No-Cal Sokal

LARSSON at vax1.mankato.msus.edu LARSSON at vax1.mankato.msus.edu
Sun Jun 2 14:25:37 CDT 1996


Bonnie comments:
"This is another bothersome argument.  Sokal is no idiot.  Sure, he used
the right jargon--and he used it in ways validated by the very arguments
he sought to emulate, er, parody.  He reiterated arguments already in
play within scholarly journals devoted to exploring power dynamics in
academe (in this case, "science wars").  So the editors say:  "well, it
wasn't very good, but it did speak to the issues under consideration--and
that, from the sci community").  How come this disturbs as inauthentic?
Part of what makes journals like those devoted to cultural studies so
interesting is their accessability--in terms of those scholars longing to
contribute but perhaps not seasoned in their use of academic discourse
(believe me, I can relate here).
 
urgh.'


I sat down to actually read the article in question, and one can see how folks
might easily have been misled.  I wonder in fact if anyone would have noticed it
was a joke unless Sokal had come out!  As NEWSWEEK indicated, the earlier part
of the article, covering some basic stuff of Quantum Physics, accords with
what I--in my thoroughly amateurish and humanities-grounded way--think I know
about the topic.  (And it's less abstruse and wiggy than the best-selling
BRIEF HISTORY OF TIME!)  There are a few little hints that here and there
that suggest--in hindsight--that this was not meant to be taken seriously,
among them a footnote reference to Althusser's observation that Lacan gave
Freud a scientific grounding at last--which I think implies something about
Soka'
Sokal's attitude toward Freud.  I also hope that if I were an editor, I might
have at least raised my eyebrows at a citations list of more than 200 works
for a 15-page article (single-column, large type!).

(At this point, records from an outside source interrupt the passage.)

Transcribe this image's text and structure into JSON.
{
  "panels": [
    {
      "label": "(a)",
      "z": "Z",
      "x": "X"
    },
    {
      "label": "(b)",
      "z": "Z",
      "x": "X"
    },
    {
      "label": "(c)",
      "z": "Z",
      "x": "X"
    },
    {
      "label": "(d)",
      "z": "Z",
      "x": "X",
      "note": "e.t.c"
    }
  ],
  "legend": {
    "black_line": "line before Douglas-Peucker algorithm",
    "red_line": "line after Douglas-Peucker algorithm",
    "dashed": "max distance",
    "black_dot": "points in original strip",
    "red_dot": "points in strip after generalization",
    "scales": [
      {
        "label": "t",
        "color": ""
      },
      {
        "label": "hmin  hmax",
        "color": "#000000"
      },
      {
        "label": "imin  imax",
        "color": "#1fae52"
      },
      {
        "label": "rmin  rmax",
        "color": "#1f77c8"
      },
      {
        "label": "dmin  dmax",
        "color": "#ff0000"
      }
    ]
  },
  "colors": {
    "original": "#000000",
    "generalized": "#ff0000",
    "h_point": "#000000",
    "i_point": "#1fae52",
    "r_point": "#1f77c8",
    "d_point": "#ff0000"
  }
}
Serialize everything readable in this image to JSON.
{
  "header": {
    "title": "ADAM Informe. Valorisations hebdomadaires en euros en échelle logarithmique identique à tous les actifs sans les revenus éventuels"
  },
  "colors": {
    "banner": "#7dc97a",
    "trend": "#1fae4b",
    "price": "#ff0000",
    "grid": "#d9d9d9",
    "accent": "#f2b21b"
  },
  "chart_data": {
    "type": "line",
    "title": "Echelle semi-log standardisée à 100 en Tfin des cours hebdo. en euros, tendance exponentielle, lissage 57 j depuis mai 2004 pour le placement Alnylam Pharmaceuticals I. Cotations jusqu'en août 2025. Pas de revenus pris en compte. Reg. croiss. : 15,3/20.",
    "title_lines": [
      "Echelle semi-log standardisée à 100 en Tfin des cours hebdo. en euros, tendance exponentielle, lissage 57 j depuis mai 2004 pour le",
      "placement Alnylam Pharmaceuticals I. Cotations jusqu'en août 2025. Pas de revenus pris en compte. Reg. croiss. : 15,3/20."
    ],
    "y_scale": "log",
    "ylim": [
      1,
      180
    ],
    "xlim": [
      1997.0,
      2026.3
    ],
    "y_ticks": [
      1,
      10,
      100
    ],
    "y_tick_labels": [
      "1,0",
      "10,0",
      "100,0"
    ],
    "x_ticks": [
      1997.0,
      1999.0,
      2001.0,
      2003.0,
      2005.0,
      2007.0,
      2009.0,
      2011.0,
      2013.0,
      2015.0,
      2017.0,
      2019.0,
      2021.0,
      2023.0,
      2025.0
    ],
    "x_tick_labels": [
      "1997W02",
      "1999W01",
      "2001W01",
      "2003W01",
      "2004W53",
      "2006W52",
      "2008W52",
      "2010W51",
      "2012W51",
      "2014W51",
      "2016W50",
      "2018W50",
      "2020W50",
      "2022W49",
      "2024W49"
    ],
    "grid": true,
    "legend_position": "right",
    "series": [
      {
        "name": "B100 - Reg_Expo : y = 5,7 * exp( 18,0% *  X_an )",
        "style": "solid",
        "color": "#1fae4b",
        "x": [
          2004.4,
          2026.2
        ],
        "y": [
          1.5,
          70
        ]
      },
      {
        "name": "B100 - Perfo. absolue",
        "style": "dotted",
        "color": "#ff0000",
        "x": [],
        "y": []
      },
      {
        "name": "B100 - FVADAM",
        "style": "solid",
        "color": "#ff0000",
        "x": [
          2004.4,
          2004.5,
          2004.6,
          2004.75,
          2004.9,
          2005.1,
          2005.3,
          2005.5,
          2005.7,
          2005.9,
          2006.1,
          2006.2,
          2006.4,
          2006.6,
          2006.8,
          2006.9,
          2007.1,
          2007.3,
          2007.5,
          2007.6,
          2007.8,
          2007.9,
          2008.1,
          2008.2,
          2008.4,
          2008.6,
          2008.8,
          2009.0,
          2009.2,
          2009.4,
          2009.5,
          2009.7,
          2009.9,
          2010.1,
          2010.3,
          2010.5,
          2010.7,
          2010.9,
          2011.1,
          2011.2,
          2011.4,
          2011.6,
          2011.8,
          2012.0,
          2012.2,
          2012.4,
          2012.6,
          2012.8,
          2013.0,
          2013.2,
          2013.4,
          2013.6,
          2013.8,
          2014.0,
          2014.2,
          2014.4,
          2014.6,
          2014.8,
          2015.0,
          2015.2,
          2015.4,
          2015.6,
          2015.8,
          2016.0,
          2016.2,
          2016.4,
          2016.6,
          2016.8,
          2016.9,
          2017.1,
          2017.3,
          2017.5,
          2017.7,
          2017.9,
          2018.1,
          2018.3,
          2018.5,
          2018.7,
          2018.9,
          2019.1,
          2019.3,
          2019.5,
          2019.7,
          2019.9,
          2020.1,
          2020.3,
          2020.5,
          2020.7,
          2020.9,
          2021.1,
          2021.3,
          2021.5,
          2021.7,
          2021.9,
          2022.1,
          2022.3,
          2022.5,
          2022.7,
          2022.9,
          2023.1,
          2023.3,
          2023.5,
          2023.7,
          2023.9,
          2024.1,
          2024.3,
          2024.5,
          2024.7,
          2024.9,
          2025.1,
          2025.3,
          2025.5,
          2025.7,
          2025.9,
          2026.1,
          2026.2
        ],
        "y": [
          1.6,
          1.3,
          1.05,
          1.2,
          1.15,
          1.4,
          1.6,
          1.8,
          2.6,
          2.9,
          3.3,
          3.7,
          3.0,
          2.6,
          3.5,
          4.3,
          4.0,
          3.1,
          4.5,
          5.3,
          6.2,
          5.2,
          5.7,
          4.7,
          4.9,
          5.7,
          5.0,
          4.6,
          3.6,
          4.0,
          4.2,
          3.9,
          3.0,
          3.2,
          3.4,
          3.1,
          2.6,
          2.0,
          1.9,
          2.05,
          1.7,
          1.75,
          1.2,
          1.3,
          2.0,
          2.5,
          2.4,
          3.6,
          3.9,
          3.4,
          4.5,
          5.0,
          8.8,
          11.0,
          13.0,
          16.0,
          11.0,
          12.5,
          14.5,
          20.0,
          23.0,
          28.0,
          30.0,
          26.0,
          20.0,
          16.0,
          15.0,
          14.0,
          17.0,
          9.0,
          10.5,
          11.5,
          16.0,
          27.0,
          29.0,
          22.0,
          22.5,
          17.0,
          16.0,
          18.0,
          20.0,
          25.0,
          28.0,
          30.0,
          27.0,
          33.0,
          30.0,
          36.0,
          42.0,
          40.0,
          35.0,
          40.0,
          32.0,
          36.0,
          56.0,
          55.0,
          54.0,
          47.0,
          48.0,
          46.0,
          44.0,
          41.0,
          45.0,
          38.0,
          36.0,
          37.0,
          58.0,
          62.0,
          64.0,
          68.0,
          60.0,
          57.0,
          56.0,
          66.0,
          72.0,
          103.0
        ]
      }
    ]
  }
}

But as I said before, this all seems like a lot of effort to go to in order to
"prove" a rather mundane point.  One especially-irksome reference in Sokal's
list is to a paper (unpublished) that was prepared apparently in response to
an organization issue at a Nicaraguan university, where Sokal taught during 
 the Sandanista years.  I haven't read his self-defense in LINGUA FRANCA, but
wonder if there or anywhere else, he explains his own political agenda.  I
can imagine a few:
	a)_ "disinterested and neutral," just teaching by chance while the
		Sandanistas were in;
	b) pro-Sandanista, but anti-postmodern or even traditional straight-line
		Marxist, wanting to validate "scientific" knowledge of the
		base-superstructure and dialectical class relationships;
	c) closet conservative, with a distinct antirevolutionary agenda;
	d) other.

Of course, once George Will and NEWSWEEK and everyone else has a had a shot at
this, it will be only another version of the academic "urban legends" that
so often pass for "
proof" in the wars over political correctness and the like.

Anyway, I'm sure Pynchon would be amused by the whole thing, from all sides!